Shear viscosity and spin diffusion coefficient of a two-dimensional Fermi gas
G. M. Bruun

TL;DR
This paper uses kinetic theory to calculate shear viscosity and spin diffusion in a 2D Fermi gas, revealing how these properties depend on temperature, coupling, polarization, and mass ratio, and compares results with experiments.
Contribution
It provides a detailed theoretical analysis of viscosity and spin diffusion in 2D Fermi gases, including the effects of mass ratio and polarization, and connects with experimental observations.
Findings
Minimum viscosity decreases with mass ratio due to less efficient Fermi blocking.
Qualitative agreement with experimental quadrupole mode damping without fitting parameters.
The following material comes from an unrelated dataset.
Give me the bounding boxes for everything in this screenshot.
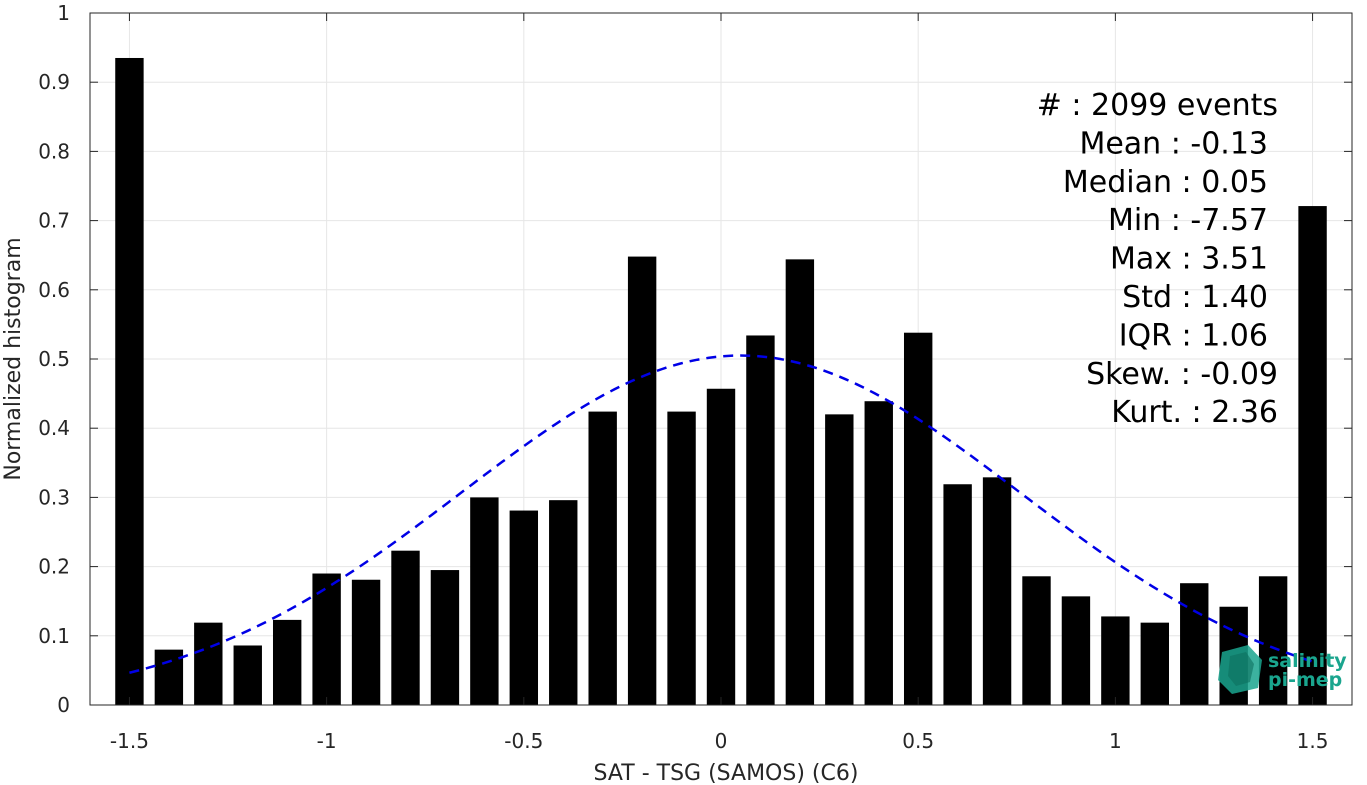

Viscous damping explains recent experimental results.
Abstract
Using kinetic theory, we calculate the shear viscosity and the spin diffusion coefficient as well as the associated relaxation times for a two-component Fermi gas in two dimensions, as a function of temperature, coupling strength, polarization, and mass ratio of the two components. It is demonstrated that the minimum value of the viscosity decreases with the mass ratio, since Fermi blocking becomes less efficient. We furthermore analyze recent experimental results for the quadrupole mode of a 2D gas in terms of viscous damping obtaining a qualitative agreement using no fitting parameters.